Registered: 10/19/09
Posts: 12700
Originally Posted By: synthizen2
In conventional "ROMplerSpeak", splits and layers belong to a memory location called PERFORMANCES or COMBIS or SCENES, etc.

If you want a single sound, then you go to the simpler PROGRAMS or PATCHES memory location.

Although the actual programming and menu-diving can be a little complicated, having things set up in this way is easy to understand. You want a single sound, select a PROGRAM. You want a split or layer, select a PERFORMANCE which contains two or more PROGRAMS that can be played in certain zones on the keybed (depending on how you programmed it).

After having taken the ability to split or layer AWAY from certain pro boards, manufacturers are now trying to shoe-horn the concept back in. But they are causing confusion. Now they come up with 14 different ways to "create a split", making things confusing all over again, when I think they had this problem/concept solved decades ago.

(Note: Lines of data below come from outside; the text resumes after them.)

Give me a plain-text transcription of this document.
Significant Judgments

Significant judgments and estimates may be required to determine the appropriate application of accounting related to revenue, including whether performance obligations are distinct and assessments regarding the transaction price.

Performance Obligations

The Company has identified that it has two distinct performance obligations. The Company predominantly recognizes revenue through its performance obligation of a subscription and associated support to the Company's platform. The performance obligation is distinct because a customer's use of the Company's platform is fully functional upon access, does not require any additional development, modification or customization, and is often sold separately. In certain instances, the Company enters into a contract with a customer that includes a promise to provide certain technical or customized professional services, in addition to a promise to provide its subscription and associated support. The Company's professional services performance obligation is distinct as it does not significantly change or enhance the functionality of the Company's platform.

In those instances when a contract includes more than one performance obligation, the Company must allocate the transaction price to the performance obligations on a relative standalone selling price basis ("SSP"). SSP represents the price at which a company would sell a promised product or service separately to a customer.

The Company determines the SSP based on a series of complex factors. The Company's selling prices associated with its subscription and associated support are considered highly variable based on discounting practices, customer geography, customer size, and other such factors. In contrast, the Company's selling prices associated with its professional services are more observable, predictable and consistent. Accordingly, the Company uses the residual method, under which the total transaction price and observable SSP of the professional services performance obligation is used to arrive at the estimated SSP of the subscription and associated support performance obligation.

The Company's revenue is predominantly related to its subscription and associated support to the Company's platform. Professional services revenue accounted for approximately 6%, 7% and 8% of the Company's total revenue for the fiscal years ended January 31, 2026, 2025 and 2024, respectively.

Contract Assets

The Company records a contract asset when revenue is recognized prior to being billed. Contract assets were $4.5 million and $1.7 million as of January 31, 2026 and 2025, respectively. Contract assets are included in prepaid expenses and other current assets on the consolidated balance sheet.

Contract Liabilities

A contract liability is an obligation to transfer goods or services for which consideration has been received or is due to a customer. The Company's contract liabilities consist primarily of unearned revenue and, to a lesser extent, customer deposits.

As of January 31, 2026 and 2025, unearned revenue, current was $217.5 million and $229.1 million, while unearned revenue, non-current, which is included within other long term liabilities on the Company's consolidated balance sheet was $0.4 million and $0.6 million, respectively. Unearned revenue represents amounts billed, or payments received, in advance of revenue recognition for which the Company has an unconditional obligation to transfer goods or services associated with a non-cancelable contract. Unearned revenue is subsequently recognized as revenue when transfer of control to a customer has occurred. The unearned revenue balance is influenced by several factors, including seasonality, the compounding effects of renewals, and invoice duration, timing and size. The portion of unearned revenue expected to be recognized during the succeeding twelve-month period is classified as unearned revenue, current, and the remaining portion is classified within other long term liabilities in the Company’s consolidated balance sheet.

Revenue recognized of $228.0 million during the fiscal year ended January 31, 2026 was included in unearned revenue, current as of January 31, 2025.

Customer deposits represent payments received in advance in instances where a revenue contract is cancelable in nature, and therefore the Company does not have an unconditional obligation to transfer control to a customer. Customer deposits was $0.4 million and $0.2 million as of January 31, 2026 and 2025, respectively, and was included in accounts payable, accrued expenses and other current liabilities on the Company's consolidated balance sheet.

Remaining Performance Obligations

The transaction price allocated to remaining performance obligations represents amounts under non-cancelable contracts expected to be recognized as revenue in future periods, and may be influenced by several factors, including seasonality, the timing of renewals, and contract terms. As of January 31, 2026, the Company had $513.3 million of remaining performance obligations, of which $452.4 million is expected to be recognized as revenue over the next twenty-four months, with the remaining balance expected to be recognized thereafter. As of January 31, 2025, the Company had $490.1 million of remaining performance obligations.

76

The thing is, not everyone wants to program at all. These "newfangled approaches" are often about being able to grab sounds on the fly, with no advance-of-gig pre-programming. Maybe someone doesn't have the time, or the interest, or is in a band that doesn't work from a known, easily manageable song list. Sometimes you may just want to grab sound X on one part of the keyboard, and while playing, call up sound Y on another part (or layer), and that's what these alternate approaches may try to facilitate.